# Driver para usb kingston data travel  120 8GB



## banistelrroy (Ago 5, 2009)

hola a todos tengo un problema con una memoria usb kingston data travel 120 8GB con windows vista me funciona correctamente pero el problema surge cuando lo inserto a cualquier pc que tenga el windows xp no me funciona correctamente no puedo leer todos los archivos de asgina un valor equivocado a laas carpetas de los archivos y en el peor de los casos no lo reconoce....tambien aveces sale esta hardware puede que no funcione correctamente ...no se que es...talvez sera que necesita alguin driver para el xp si es haci porfavor haver si alguien me ayuda dando una dirrecion o pagina para solucionar el problema


----------



## hyden (Ago 14, 2009)

has visto si el formato de la memoria es correcta?
Windows tiene muchas incompatibilidades entre formatos, seguramente sea eso, busca algun formato que sea compatible tanto en xp cómo en vista.
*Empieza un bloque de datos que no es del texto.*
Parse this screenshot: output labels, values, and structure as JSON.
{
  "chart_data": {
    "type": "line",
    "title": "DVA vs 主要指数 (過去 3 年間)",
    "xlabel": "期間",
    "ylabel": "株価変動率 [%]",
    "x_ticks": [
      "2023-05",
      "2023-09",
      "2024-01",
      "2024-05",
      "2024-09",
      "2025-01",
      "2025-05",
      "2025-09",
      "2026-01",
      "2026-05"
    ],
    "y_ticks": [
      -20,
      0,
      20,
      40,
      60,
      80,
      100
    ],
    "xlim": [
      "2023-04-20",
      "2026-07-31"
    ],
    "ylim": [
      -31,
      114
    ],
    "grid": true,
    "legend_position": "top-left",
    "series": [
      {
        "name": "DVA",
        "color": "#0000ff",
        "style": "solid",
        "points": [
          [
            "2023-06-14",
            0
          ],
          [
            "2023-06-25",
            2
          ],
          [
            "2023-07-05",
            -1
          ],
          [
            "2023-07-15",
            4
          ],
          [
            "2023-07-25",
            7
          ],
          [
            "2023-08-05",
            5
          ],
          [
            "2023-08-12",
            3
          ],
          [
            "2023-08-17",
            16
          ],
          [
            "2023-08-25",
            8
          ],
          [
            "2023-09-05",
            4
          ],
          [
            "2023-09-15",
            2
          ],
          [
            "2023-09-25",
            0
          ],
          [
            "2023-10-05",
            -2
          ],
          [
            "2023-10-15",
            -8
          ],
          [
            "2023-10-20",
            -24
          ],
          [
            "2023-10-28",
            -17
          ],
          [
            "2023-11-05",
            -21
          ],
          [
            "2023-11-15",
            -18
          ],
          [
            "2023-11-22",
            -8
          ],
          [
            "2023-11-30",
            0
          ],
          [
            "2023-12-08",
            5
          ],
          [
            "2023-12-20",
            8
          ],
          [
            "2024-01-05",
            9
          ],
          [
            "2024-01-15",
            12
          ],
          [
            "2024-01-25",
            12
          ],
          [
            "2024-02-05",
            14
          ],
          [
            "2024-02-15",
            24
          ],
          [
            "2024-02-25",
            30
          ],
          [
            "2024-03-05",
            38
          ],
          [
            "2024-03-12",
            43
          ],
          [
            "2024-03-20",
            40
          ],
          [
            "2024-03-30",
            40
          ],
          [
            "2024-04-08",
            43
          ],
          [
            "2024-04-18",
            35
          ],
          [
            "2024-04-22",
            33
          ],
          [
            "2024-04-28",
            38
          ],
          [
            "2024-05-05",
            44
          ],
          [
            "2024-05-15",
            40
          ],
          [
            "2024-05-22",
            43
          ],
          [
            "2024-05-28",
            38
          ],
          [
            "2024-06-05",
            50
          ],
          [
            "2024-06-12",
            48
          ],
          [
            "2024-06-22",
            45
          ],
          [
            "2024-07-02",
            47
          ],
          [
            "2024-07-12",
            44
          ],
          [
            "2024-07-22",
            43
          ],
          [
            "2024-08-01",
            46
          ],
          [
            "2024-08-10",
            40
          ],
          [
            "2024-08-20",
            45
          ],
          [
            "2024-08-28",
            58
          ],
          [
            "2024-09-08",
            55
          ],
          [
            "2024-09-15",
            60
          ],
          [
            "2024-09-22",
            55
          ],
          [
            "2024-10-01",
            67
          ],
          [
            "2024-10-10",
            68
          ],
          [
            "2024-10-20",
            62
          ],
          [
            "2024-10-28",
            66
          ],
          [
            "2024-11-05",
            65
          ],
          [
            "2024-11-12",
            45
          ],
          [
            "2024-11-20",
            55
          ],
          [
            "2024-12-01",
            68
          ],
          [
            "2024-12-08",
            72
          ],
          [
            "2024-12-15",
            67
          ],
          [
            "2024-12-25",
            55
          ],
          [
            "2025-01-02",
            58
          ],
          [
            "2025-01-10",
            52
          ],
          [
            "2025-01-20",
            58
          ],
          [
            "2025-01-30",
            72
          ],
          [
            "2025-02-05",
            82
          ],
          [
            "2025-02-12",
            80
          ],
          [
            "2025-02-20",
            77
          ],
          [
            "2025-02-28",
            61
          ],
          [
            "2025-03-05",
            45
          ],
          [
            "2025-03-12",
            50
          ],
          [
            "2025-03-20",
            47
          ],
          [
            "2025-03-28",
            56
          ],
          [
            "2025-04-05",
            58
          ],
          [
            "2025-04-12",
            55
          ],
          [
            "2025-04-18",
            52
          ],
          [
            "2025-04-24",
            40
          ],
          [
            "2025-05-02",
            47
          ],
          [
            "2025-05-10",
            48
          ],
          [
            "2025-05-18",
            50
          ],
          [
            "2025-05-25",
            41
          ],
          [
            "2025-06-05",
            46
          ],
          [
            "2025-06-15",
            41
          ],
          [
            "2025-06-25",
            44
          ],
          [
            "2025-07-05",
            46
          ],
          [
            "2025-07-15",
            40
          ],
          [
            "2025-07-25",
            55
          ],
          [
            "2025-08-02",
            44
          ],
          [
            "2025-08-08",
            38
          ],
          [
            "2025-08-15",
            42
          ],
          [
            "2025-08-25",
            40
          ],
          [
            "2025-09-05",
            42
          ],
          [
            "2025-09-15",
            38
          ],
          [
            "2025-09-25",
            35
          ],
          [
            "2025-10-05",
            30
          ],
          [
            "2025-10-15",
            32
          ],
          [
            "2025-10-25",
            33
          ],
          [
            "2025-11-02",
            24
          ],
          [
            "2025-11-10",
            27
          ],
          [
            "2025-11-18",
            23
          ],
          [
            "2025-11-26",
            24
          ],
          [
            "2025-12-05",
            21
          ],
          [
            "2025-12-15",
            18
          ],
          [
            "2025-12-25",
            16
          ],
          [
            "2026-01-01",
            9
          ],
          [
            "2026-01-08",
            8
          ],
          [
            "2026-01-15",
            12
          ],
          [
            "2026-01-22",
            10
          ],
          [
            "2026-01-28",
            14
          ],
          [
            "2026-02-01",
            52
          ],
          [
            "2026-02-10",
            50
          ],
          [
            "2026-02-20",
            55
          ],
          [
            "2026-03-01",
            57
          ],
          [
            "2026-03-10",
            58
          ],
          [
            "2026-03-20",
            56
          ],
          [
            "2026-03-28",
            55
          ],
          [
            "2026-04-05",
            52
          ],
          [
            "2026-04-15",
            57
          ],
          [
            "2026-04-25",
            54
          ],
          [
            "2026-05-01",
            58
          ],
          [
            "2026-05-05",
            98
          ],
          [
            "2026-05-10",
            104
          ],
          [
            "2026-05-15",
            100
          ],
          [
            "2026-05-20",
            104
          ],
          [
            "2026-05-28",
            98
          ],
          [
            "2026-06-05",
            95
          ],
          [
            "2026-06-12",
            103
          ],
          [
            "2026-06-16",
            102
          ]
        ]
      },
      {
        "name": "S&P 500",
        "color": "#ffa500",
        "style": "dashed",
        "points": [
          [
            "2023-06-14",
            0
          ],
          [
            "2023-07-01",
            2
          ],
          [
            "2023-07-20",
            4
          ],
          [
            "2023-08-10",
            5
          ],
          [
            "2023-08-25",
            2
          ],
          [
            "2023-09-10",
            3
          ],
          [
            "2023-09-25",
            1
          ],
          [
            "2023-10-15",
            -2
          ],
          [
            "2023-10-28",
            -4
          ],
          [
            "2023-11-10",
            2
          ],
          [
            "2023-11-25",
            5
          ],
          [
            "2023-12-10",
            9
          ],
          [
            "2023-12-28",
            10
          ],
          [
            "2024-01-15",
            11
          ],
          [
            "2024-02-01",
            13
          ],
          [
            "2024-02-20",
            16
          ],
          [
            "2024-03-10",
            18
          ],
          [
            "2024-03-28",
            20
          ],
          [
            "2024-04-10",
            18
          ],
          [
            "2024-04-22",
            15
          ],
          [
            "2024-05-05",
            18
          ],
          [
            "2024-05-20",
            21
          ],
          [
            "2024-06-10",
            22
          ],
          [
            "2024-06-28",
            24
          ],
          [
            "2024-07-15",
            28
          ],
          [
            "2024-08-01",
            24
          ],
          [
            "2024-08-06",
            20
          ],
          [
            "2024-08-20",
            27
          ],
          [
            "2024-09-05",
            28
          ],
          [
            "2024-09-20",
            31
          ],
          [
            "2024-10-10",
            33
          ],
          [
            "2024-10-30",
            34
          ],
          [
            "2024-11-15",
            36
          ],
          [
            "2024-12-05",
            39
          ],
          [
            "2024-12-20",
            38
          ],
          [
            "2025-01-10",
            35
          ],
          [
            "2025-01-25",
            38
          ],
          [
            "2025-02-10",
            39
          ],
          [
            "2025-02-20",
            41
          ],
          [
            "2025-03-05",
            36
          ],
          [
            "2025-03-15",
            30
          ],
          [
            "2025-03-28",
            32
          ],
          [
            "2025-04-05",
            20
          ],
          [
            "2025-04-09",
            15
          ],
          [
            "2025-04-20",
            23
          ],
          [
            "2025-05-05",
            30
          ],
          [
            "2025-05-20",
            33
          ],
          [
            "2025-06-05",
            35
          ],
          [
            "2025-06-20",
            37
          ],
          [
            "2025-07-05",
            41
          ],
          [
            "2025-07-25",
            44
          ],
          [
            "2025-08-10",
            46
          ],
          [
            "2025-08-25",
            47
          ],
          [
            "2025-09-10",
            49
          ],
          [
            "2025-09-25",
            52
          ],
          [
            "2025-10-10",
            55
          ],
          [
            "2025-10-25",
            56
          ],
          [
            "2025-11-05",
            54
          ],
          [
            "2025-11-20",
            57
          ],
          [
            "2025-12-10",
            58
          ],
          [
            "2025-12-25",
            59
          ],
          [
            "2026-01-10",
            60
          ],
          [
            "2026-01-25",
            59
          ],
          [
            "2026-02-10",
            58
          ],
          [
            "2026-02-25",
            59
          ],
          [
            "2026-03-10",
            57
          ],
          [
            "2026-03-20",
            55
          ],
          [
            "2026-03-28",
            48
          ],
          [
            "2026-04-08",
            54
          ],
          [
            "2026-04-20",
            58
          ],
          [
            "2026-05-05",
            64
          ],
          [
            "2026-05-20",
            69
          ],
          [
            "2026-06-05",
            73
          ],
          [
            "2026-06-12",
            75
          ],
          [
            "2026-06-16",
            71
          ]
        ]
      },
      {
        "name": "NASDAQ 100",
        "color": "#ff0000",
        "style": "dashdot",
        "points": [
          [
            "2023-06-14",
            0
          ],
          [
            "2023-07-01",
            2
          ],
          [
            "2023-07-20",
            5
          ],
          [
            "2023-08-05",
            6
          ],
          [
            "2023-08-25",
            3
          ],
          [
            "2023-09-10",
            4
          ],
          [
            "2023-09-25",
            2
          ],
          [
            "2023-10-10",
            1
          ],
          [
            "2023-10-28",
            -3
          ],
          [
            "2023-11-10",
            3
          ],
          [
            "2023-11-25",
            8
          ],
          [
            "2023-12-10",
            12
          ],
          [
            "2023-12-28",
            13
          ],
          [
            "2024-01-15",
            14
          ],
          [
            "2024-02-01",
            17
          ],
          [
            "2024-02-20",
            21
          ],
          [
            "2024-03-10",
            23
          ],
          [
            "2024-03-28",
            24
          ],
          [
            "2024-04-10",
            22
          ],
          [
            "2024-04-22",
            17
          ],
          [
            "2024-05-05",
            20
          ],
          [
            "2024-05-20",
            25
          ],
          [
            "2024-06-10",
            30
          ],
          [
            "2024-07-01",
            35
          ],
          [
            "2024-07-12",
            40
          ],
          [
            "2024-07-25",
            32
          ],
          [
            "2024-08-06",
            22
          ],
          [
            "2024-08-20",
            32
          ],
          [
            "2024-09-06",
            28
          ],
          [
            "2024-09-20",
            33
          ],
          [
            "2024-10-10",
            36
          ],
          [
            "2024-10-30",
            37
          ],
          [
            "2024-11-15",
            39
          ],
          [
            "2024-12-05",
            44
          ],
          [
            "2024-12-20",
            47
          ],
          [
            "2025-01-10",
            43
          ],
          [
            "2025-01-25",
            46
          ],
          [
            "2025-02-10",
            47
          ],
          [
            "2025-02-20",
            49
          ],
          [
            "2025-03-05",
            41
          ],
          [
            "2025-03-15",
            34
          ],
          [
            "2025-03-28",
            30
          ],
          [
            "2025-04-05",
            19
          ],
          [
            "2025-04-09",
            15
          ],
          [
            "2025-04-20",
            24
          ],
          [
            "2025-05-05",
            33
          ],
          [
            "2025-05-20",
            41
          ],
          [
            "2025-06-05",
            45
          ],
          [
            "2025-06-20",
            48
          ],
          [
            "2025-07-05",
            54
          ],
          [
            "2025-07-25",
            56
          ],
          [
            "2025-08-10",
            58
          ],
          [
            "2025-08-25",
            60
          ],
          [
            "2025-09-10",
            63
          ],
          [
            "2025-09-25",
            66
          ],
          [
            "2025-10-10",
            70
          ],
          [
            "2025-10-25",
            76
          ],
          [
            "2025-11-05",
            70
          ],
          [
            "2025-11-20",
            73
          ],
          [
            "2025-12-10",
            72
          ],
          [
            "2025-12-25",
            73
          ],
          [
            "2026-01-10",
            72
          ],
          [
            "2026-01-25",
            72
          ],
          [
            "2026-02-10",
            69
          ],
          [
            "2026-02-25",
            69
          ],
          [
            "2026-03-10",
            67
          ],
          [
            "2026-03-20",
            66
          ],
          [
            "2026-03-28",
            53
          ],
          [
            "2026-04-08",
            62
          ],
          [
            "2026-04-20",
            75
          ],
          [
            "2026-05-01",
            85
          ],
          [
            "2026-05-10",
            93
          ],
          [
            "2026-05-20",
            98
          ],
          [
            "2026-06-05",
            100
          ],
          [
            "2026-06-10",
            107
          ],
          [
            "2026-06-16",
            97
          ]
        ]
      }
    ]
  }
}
Vuelvas toda la información en el ordenador, lo formateas con el formato que sea, y vuelves a poner la información en el usb.
Seguramente eso funcione.
Suerte


----------



## vientozonda (Ago 30, 2009)

Hola banistelrroy, mira seguro que has formateado tu pendrive bajo windows vista, si es así te recomiendo copiar toda la información en tu pc y formatearlo de nuevo pero bajo winxp, a mi me pasó algo parecido con un DVD y ahora que lo quiero leer con xp no puedo, intenta eso. saludos


----------